Kreng

The Summoner

(Miasmah; 2015)

By Adam Downer | 10 February 2015

“Denial” begins with shock, the stunned silence of unreality out of which life slowly rematerializes, here in the form of ominous drone and creaking wood. In The Summoner, Kreng sets to orchestrate the five stages of grief—denial, anger, bargaining, depression, and acceptance—by hardly orchestrating them at all. Negative space dominates much of the record, its primary sound that of string instruments being physically abused over quiet but foreboding tones. And yet despite its quiet palette, The Summoner is massive, an immersive, painfully raw portrayal of the emotions it signifies.

Borne from the loss of several close friends, The Summoner marks a distinctly different type of effort for Kreng, whose career up till now had largely consisted of crafting Inland Empire-esque creep-fests out of obscure samples. The Summoner is instead a record of physicality, constructed in a room of string players literally “playing around,” slapping their instruments, squealing in unholy registers, tuning their strings to the point of snapping.

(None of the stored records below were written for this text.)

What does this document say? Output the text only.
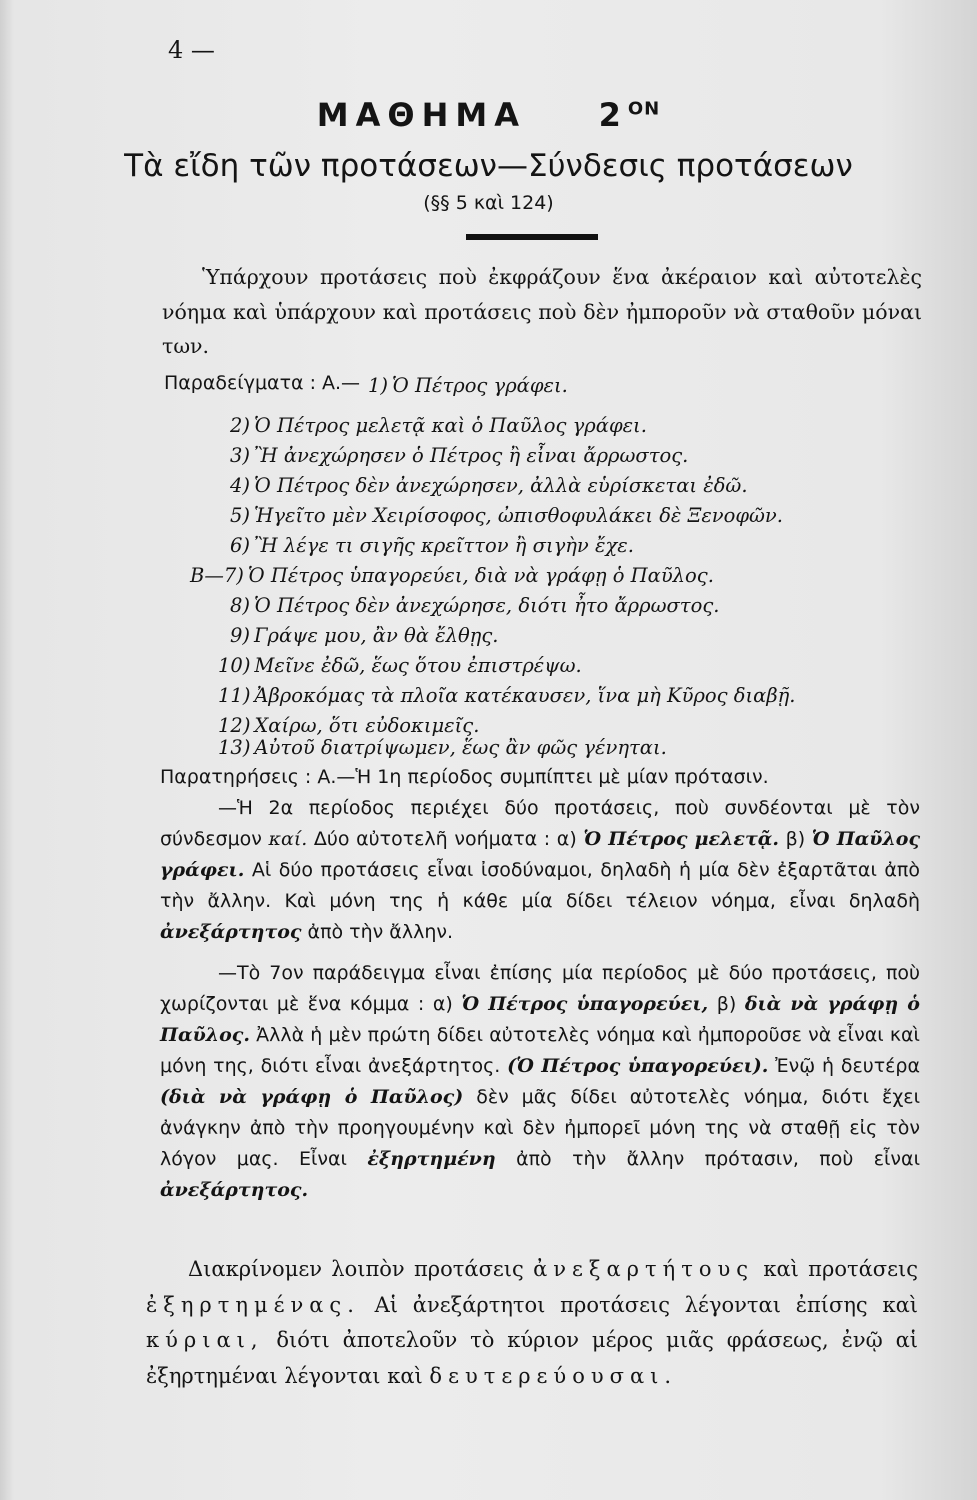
4 —
ΜΑΘΗΜΑ $2^{ON}$
Τὰ εἴδη τῶν προτάσεων—Σύνδεσις προτάσεων
(§§ 5 καὶ 124)
Ὑπάρχουν προτάσεις ποὺ ἐκφράζουν ἕνα ἀκέραιον καὶ αὐτοτελὲς νόημα καὶ ὑπάρχουν καὶ προτάσεις ποὺ δὲν ἠμποροῦν νὰ σταθοῦν μόναι των.
Παραδείγματα : Α.— 1) Ὁ Πέτρος γράφει.
2) Ὁ Πέτρος μελετᾷ καὶ ὁ Παῦλος γράφει.
3) Ἢ ἀνεχώρησεν ὁ Πέτρος ἢ εἶναι ἄρρωστος.
4) Ὁ Πέτρος δὲν ἀνεχώρησεν, ἀλλὰ εὑρίσκεται ἐδῶ.
5) Ἡγεῖτο μὲν Χειρίσοφος, ὠπισθοφυλάκει δὲ Ξενοφῶν.
6) Ἢ λέγε τι σιγῆς κρεῖττον ἢ σιγὴν ἔχε.
Β—7) Ὁ Πέτρος ὑπαγορεύει, διὰ νὰ γράφῃ ὁ Παῦλος.
8) Ὁ Πέτρος δὲν ἀνεχώρησε, διότι ἦτο ἄρρωστος.
9) Γράψε μου, ἂν θὰ ἔλθῃς.
10) Μεῖνε ἐδῶ, ἕως ὅτου ἐπιστρέψω.
11) Ἀβροκόμας τὰ πλοῖα κατέκαυσεν, ἵνα μὴ Κῦρος διαβῇ.
12) Χαίρω, ὅτι εὐδοκιμεῖς.
13) Αὐτοῦ διατρίψωμεν, ἕως ἂν φῶς γένηται.

Παρατηρήσεις : Α.—Ἡ 1η περίοδος συμπίπτει μὲ μίαν πρότασιν.

—Ἡ 2α περίοδος περιέχει δύο προτάσεις, ποὺ συνδέονται μὲ τὸν σύνδεσμον καί. Δύο αὐτοτελῆ νοήματα : α) Ὁ Πέτρος μελετᾷ. β) Ὁ Παῦλος γράφει. Αἱ δύο προτάσεις εἶναι ἰσοδύναμοι, δηλαδὴ ἡ μία δὲν ἐξαρτᾶται ἀπὸ τὴν ἄλλην. Καὶ μόνη της ἡ κάθε μία δίδει τέλειον νόημα, εἶναι δηλαδὴ ἀνεξάρτητος ἀπὸ τὴν ἄλλην.

—Τὸ 7ον παράδειγμα εἶναι ἐπίσης μία περίοδος μὲ δύο προτάσεις, ποὺ χωρίζονται μὲ ἕνα κόμμα : α) Ὁ Πέτρος ὑπαγορεύει, β) διὰ νὰ γράφῃ ὁ Παῦλος. Ἀλλὰ ἡ μὲν πρώτη δίδει αὐτοτελὲς νόημα καὶ ἠμποροῦσε νὰ εἶναι καὶ μόνη της, διότι εἶναι ἀνεξάρτητος. (Ὁ Πέτρος ὑπαγορεύει). Ἐνῷ ἡ δευτέρα (διὰ νὰ γράφῃ ὁ Παῦλος) δὲν μᾶς δίδει αὐτοτελὲς νόημα, διότι ἔχει ἀνάγκην ἀπὸ τὴν προηγουμένην καὶ δὲν ἠμπορεῖ μόνη της νὰ σταθῇ εἰς τὸν λόγον μας. Εἶναι ἐξηρτημένη ἀπὸ τὴν ἄλλην πρότασιν, ποὺ εἶναι ἀνεξάρτητος.

Διακρίνομεν λοιπὸν προτάσεις ἀνεξαρτήτους καὶ προτάσεις ἐξηρτημένας. Αἱ ἀνεξάρτητοι προτάσεις λέγονται ἐπίσης καὶ κύριαι, διότι ἀποτελοῦν τὸ κύριον μέρος μιᾶς φράσεως, ἐνῷ αἱ ἐξηρτημέναι λέγονται καὶ δευτερεύουσαι.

It’s a record of crescendos, consisting of several very slow builds that culminate in blaring exclamations impossible to not read as the outbursts that occur within denial, anger, and so forth. Played on speakers, they’re enough to rattle a room—while writing this piece, the explosion of “Anger” knocked over a nearby glass, and while I was cleaning it up, the track had changed into whimpering throes of shame. It was awesome.

With albums like this whose narratives are constructed by pain, projecting one’s own experience onto the work is usually a tempting trap. In the case of The Summoner, however, projection is encouraged. By giving listeners so much space, Kreng allows them fill the quiet, unrelenting dread with their memories of denial, anger, depression, etc. Among people I’ve aggressively encouraged to listen to the album, the general response I’ve received is surprise at how well Kreng can conjure the emotions of the titles with such bare techniques. This is intentional, and impressively done, for not only does Kreng invite a listener to ruminate on personal experience, he succeeds without ever melodically directing how his record is heard—with one glaring exception.

Standing like a gargantuan mass over the rest of the record is its title track, a sixth stage Kreng calls “The Summoning” that occurs before Acceptance. At nearly three times the length and volume of any other track the record, “The Summoning” ironically feels conceptually out-of-step with much The Summoner. It’s a collaboration with Belgian doom metal act Amenra, for one, and while the other five songs all are emotionally painted by virtue of their place in the grief cycle, “The Summoning” is a bit more of a puzzle, almost as though it originated as an idea for a different record but ended up illustrating a crucial step in the healing process: catharsis. “The Summoning” serves as an exorcism of sorts, its climactic combination of pounding drums and gut-wrenching shrieks sounding like a demon being ripped apart. Though it’s paced more methodically and crafted more traditionally than the rest of the songs on The Summoner, “The Summoning” is a bizarre but undeniably thrilling metal excursion out of the album’s oppressive, avant-garde atmosphere, the hurt only implied by the preceding music brought to full, hideous fruition.

While “The Summoning” will be the standout for many, it is rather the album’s closer, the soft, heartbreaking piano finale, “Acceptance,” that I keep returning to. After “The Summoner”’s soul-shredding climax, “Acceptance” walks in its wake all sparse, dissonant piano and windy synth. It sounds like returning to the world after a long respite into grief with a new wound on your soul. After an album of painful exclamations and tortured blasts, the stunningly bare finale is a more powerful, earned moment than any fortissimo blare could ever be. It’s the air The Summoner needs to breathe, the intense wash of relief that gives the album life. After the unwaveringly dark Summoner before it, “Acceptance” gives hope to the idea that, to paraphrase another, more popular piece of pop culture that deals with touching the dark abyss at the heart of grief, light wins in the end.